Now two factors must be considered to explain this phenomenon. The first is what we call gear bias or tail rotor drift. This factor creates a lateral pull on the fuselage of the helicopter and in the case of a counter-clockwise rotating rotor system, this pull will be to the right. Very briefly explained, it is the result of the tail rotor force acting at the tip of the tail boom, counteracting the torque reaction trying to rotate the fuselage clockwise.
To counteract this lateral pull, the second factor is tail rotor roll. To counteract the sideways motion to the right, the gyro must be positioned slightly to the left, which tilts the total rotor thrust to the left, inducing a leftward horizontal component of the total rotor thrust that acts in the same plane as the plane of rotation.
Normally, in small helicopters, the tail rotor, which generates a force to the right when viewed from behind on the helicopter, acts below the plane of rotation. This force, opposing the torque reaction, pairs with the horizontal leftward force that was the result of the cyclic (total rotor thrust) tilting to the left. To put it a little more simply, imagine a horizontal line with one force acting to the left and above the line and another force acting to the right and below the line. The two forces acting against each other and not in the same line create a rolling moment.

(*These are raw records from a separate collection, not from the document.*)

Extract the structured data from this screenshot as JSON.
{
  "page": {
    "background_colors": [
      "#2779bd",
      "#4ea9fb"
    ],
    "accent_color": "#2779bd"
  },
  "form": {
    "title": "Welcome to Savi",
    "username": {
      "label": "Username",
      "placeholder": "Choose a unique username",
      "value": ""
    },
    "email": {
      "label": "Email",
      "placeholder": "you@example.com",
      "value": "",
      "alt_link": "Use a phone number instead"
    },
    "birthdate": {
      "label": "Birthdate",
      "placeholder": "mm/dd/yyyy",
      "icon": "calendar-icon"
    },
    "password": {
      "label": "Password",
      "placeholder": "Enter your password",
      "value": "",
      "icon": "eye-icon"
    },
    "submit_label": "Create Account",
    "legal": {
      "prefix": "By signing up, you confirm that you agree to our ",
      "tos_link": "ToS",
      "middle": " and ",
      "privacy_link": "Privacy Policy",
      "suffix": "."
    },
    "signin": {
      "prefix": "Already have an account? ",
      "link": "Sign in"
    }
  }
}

As I mentioned earlier, this is just a brief explanation of a not-so-simple aerodynamic principle.
A final comment on tail rotor roll is that it is most noticeable when hovering off course as it is related to the torque the helicopter is developing. For this reason, a counter-clockwise rotating helicopter tends to drift to the right during the transition from forward flight back to hover because power or torque is applied slowly as speed decreases.